「きみの色」 人の色が見えるという設定がもう人間をナメている

山田尚子監督のオリジナル長編アニメ、「きみの色」を観てきた。観てる間はフーン、フーンと思ってて、腑に落ちないまま家に帰ったらだんだん激烈に腹が立ってきて、このような感想になってしまった。お好きな方々にはごめんなさい。しかし書いてて思ったけど、オレ山田監督のアニメだいたい観てるんだなあ。さすがに短編とかは観てないけど、気持ち悪いやつだな。

びっくりするほど魅力のない同級生たち

自身の集大成的な内容を手癖で作ってるもんだから、監督の悪癖が山盛り。もともと山田尚子作品をお好きな人にはよろしいんでしょうな。 (★2)

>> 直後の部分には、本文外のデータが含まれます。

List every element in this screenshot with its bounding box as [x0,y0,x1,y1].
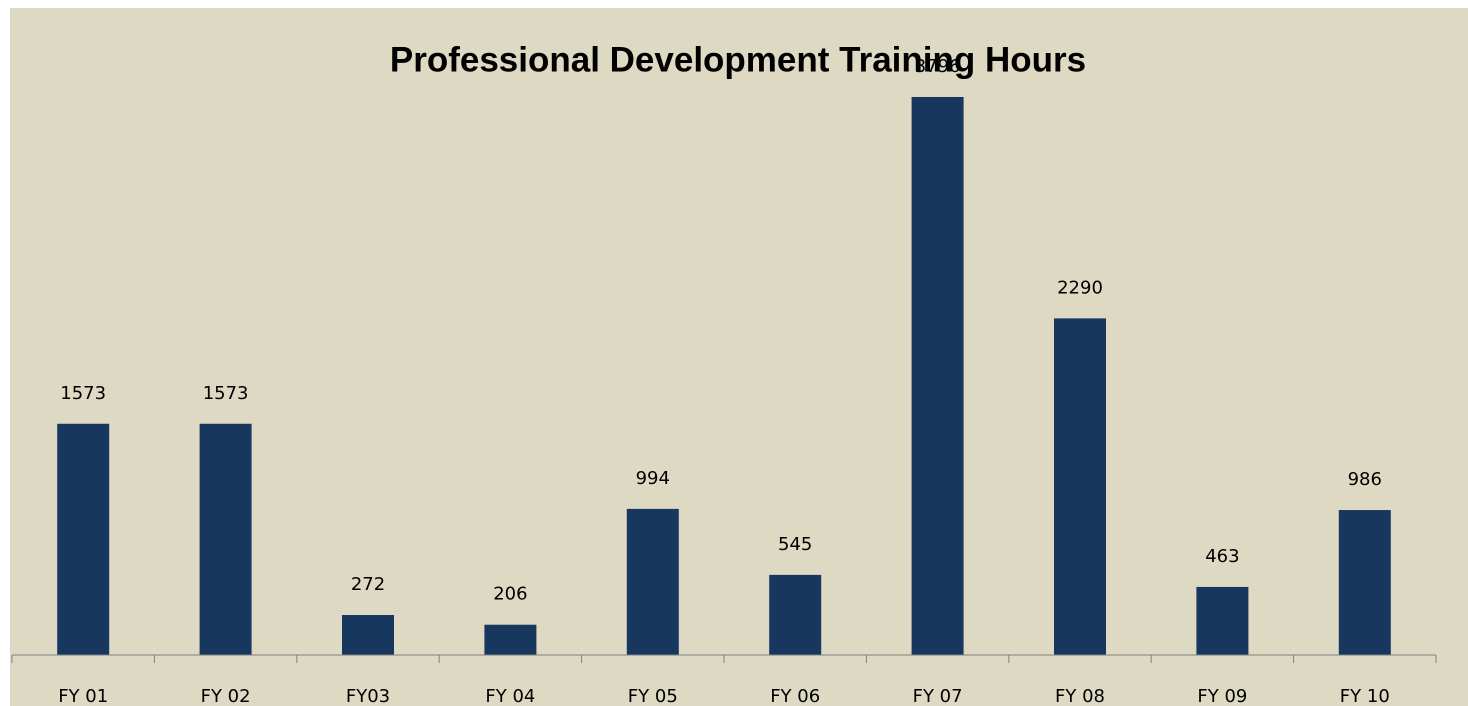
data-label: 994 [636,468,670,489]
x-tick-label: FY 06 [770,686,820,706]
bar [199,423,252,655]
data-label: 986 [1348,469,1382,490]
bar [911,96,964,656]
data-label: 1573 [60,383,106,404]
x-tick-label: FY 08 [1055,686,1105,706]
bar [57,423,110,655]
data-label: 3796 [915,56,961,77]
bar [484,624,537,655]
data-label: 2290 [1057,277,1103,298]
data-label: 206 [493,584,527,605]
bar [342,615,394,655]
bar [626,508,679,655]
bar [1054,318,1106,655]
bar [769,574,822,655]
data-label: 1573 [203,383,249,404]
x-tick-label: FY 04 [485,686,535,706]
x-tick-label: FY 01 [58,686,108,706]
x-tick-label: FY03 [346,686,390,706]
bar [1338,510,1391,655]
x-tick-label: FY 10 [1340,686,1390,706]
x-tick-label: FY 07 [913,686,963,706]
bar [1196,586,1249,655]
chart-title: Professional Development Training Hours [390,40,1086,79]
data-label: 463 [1205,546,1239,567]
x-tick-label: FY 09 [1197,686,1247,706]
x-tick-label: FY 05 [628,686,678,706]
data-label: 545 [778,534,812,555]
x-tick-label: FY 02 [201,686,251,706]
data-label: 272 [351,574,385,595]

山田監督がやったテレビシリーズ「平家物語」(2021)はあらゆる意味でクソほどつまんねえ愚作と思った。あのねえ、オープニング映像のタイトル出るとこで、画面右上にフィルムのパンチ穴が出るんですよ。これに当時のオレは、自分でもどうかと思うくらい怒り狂った。それはフィルム映写時に巻の替わり目のロールチェンジに必要な穴であり、デジタル制作のアニメには不要なものだ。それをわざわざこれ見よがしに入れる。ハンチクなマネしやがって、昔の新日道場だったら山本小鉄にボコボコにされてますよ。とんだ一杯食わせもののフェイク野郎だぜ。


今作にフィルム穴はなかったが(あったけど見逃したのかも)、フィルム「風」を装う画面処理は頻発する。フィルムが感光したように画面が明るくなる白飛びなんか、ゲップが出るくらい何回も何回も見せられる。わざとらしいピンボケもやる。こういうのを見るに、山田監督は自分がメシ食ってるデジタル制作という様式をまったく愛してないのだろうなと思う。しかしねえ、そんなにフィルムが好きなんだったらセルに色塗って撮影台で撮影(アナログ制作)すりゃあいいんだよ。それで時々ボケたり現像失敗したりすればええじゃないの、それがお望みなんだろ。でもやらない、大変だから。だからお前はハンチクなんだってんだよ。


悪癖はまだある。「文字」への依存だ。山田監督、画面に字を出すんだよ。それもここぞって感じで字を出す。クッソダセエ。映像の監督として恥ずかしくないのだろうか。「響け!ユーフォニアム」の1期だか2期だか忘れたけどエンディングが山田監督担当でね。キャラが「高揚感」とか文字書いた紙を持ってんの。ダ、ダサすぎる。ダサすぎてテレビの前でウンコ漏れそうになったわ。今作ではエンドロール後エピローグ後のラストカットがまったくどうでもいい必要なさそうな字で、おおおおいお前まだそれやんのかと呆れ返ってイスから転げ落ちそうになった。


もうひとつ悪癖あった、しょうもないメンターキャラ。「たまこまーけっと」で利いたふうな口をきく喫茶店の気持ち悪いオヤジ。今作では若いシスター(学校のシスターってなんだ?先生とは違うのか)。奥のないペラいキャラである。けいおんの先生かな。必要ない。ババアでええやろ。


お話はですね、特に何も感想ないです。ミッションスクールがアルジェント映画のロケーションみたいだなと思いました。あの古本屋は何なのか、なんで未成年の黒髪少女が遊び半分で店員ごっこやってんのか説明があるかと思ったらまったくなかった。ご都合がよろしいことですな。

まあ山田監督もイバラの道なんだよな、それは知ってます。堀口悠紀子に去られ、京都アニメーションのあの事件があって、西屋太志を失った。続けてるだけで大したもんだと思ってます。マー映画の感想とは関係ねえけどな。